Hey,
I’ve got a dataset loading script inheriting from the GeneratorBasedBuilder.
I want to load local preprocessed data from different folders. Since the dataset loading script is cached I have to specify the full absolute path in the script, which is obviously not a good solution.
When I try to get the current path the path to the cached script is used, which fails to load the data.
I also tried using data_dir and other options, nut none worked.
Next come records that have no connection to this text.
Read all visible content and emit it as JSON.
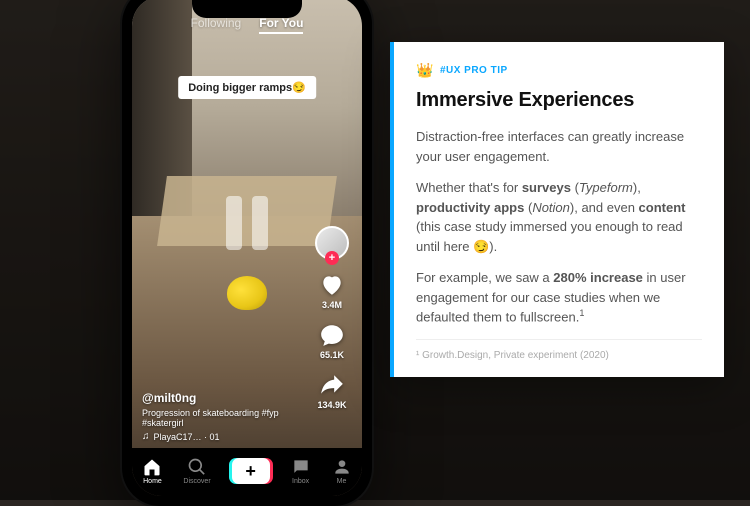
{
  "phone": {
    "feed_tabs": {
      "following": "Following",
      "for_you": "For You"
    },
    "caption_chip": "Doing bigger ramps😏",
    "rail": {
      "likes": "3.4M",
      "comments": "65.1K",
      "shares": "134.9K"
    },
    "meta": {
      "user": "@milt0ng",
      "desc": "Progression of skateboarding #fyp #skatergirl",
      "sound": "PlayaC17…  · 01"
    },
    "tabs": {
      "home": "Home",
      "discover": "Discover",
      "inbox": "Inbox",
      "me": "Me"
    }
  },
  "tip": {
    "kicker": "#UX PRO TIP",
    "title": "Immersive Experiences",
    "p1a": "Distraction-free interfaces can greatly increase your user engagement.",
    "p2_pre": "Whether that's for ",
    "p2_b1": "surveys",
    "p2_i1": "Typeform",
    "p2_mid1": "), ",
    "p2_b2": "productivity apps",
    "p2_i2": "Notion",
    "p2_mid2": "), and even ",
    "p2_b3": "content",
    "p2_post": " (this case study immersed you enough to read until here 😏).",
    "p3_pre": "For example, we saw a ",
    "p3_b": "280% increase",
    "p3_post": " in user engagement for our case studies when we defaulted them to fullscreen.",
    "ref": "¹ Growth.Design, Private experiment (2020)"
  }
}
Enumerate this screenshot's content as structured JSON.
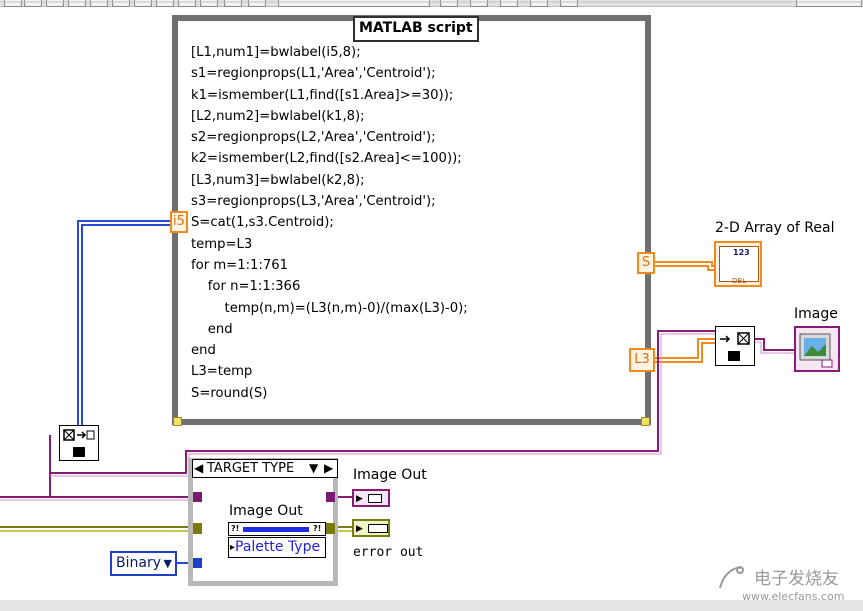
{
  "script_node": {
    "title": "MATLAB script",
    "lines": [
      "[L1,num1]=bwlabel(i5,8);",
      "s1=regionprops(L1,'Area','Centroid');",
      "k1=ismember(L1,find([s1.Area]>=30));",
      "[L2,num2]=bwlabel(k1,8);",
      "s2=regionprops(L2,'Area','Centroid');",
      "k2=ismember(L2,find([s2.Area]<=100));",
      "[L3,num3]=bwlabel(k2,8);",
      "s3=regionprops(L3,'Area','Centroid');",
      "S=cat(1,s3.Centroid);",
      "temp=L3",
      "for m=1:1:761",
      "    for n=1:1:366",
      "        temp(n,m)=(L3(n,m)-0)/(max(L3)-0);",
      "    end",
      "end",
      "L3=temp",
      "S=round(S)"
    ],
    "input_terminal": "i5",
    "output_terminals": [
      "S",
      "L3"
    ]
  },
  "indicators": {
    "array_label": "2-D Array of Real",
    "array_icon_text": "123",
    "array_icon_sub": "DBL",
    "image_label": "Image"
  },
  "case_structure": {
    "selector": "TARGET TYPE",
    "inner_label": "Image Out",
    "palette": "Palette Type"
  },
  "outputs": {
    "image_out": "Image Out",
    "error_out": "error out"
  },
  "binary_constant": "Binary",
  "watermark": {
    "brand": "电子发烧友",
    "url": "www.elecfans.com"
  },
  "colors": {
    "wire_blue": "#2848d8",
    "wire_orange": "#f08a1e",
    "wire_purple": "#8a1a78",
    "wire_olive": "#7a7a10",
    "frame_grey": "#6f6f6f"
  }
}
How can i get the current dir in the script?
class MyDataset(datasets.GeneratorBasedBuilder):
...
def _split_generators(self, dl_manager: datasets.DownloadManager) -> List[datasets.SplitGenerator]:
# currentpath = os.path.abspath(os.getcwd()) #TODO resolve path auto
# also tried os.path.abspath(__file__)
currentpath = "/my/absolute/path/"
generator = []
file_train = os.path.join(currentpath, self.config.name, "train.csv")
file_test = os.path.join(currentpath, self.config.name, "test.csv")
file_eval = os.path.join(currentpath, self.config.name, "valid.csv")
if os.path.isfile(file_train):
train = datasets.SplitGenerator(
name=datasets.Split.TRAIN,
gen_kwargs={
"filepath": file_train,
"split": "train",
},
)
generator.append(train)
Thanks!